Rig count in U.S. increases
HOUSTON — The number of rigs actively exploring for oil and natural gas in the U.S. is up by six this week to 1,965. Houston-based oil field services company Baker Hughes Inc. reported Friday that 1,419 rigs were exploring for oil and 542 for gas. Four were listed as miscellaneous. A year ago, Baker Hughes reported 1,887 rigs. Of the major oil- and gas-producing states, North Dakota gained four rigs, Pennsylvania added three, and West Virginia, Oklahoma and Colorado were up one each. Texas declined by two rigs, and Alaska, Arkansas and New Mexico lost one each. California, Louisiana, New Mexico and Wyoming were unchanged. The rig count peaked at 4,530 in 1981 and bottomed out at 488 in 1999.

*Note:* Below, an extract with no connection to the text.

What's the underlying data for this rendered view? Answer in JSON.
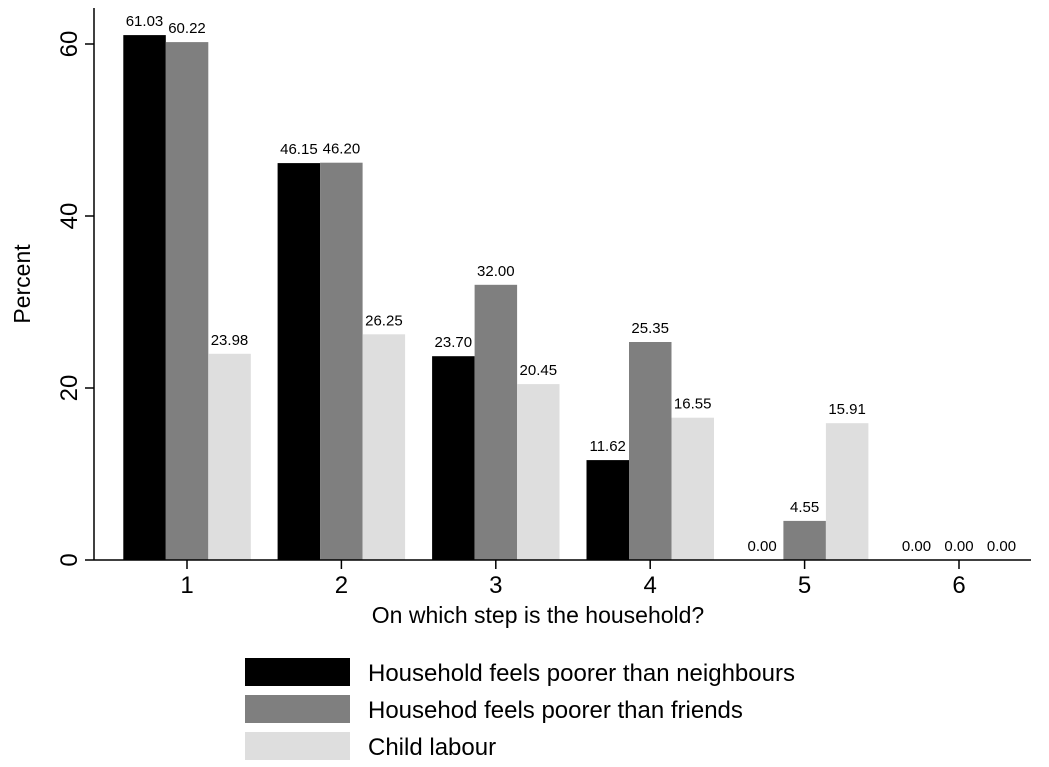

Ga. bank fails; is 32nd in U.S. in '12
WASHINGTON — Federal regulators have closed a small bank in Georgia, bringing the number of U.S. banks that have failed so far this year to 32. The Federal Deposit Insurance Corp. said Friday that it seized Montgomery Bank & Trust, based in Ailey. The bank, which had two branches, had about $173.6 million in assets and $164.4 million in deposits as of March 31. Montgomery Bank & Trust is the sixth FDIC-insured institution in Georgia to fail this year. Ameris Bank of Moultrie, Ga., agreed to take over the failed bank's deposits and purchase $12.4 million of its assets. The FDIC said it will retain Montgomery's remaining assets for later sale. Regulators estimate the bank's failure will cost the insurance fund $75.2 million.

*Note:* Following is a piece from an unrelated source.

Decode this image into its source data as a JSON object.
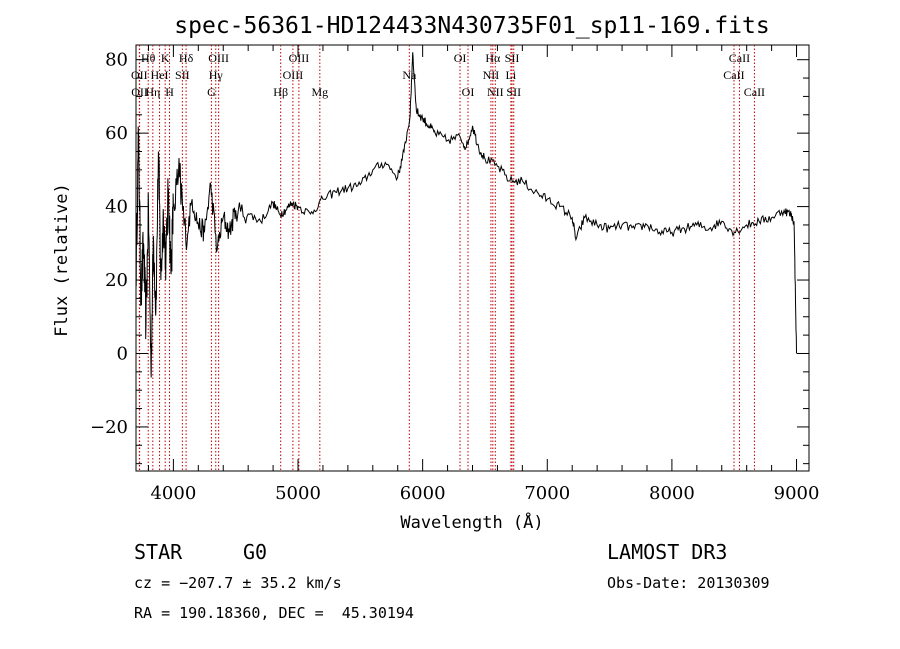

Heinz CEO's pay package drops
NEW YORK — H.J. Heinz Co., the world's biggest ketchup maker, says it gave its CEO a pay package worth $14.4 million in its 2012 fiscal year, down 8 percent from the year before, according to an Associated Press analysis of a regulatory filing. The drop in pay for William Johnson, 63, chief executive since 2000, was largely the result of lower performance-based bonus pay. The company's net income for the fiscal year ending April 29 declined 7 percent from the previous year. Johnson also serves as chairman and president, and received a $1.3 million salary, up 4 percent from the previous year. He got stock and options worth $4.1 million, compared with $4 million the previous year. His bonus pay was $7.7 million, down 13 percent from $8.9 million, and all other compensation such as car allowances and contributions to retirement plans amounted to $1.3 million.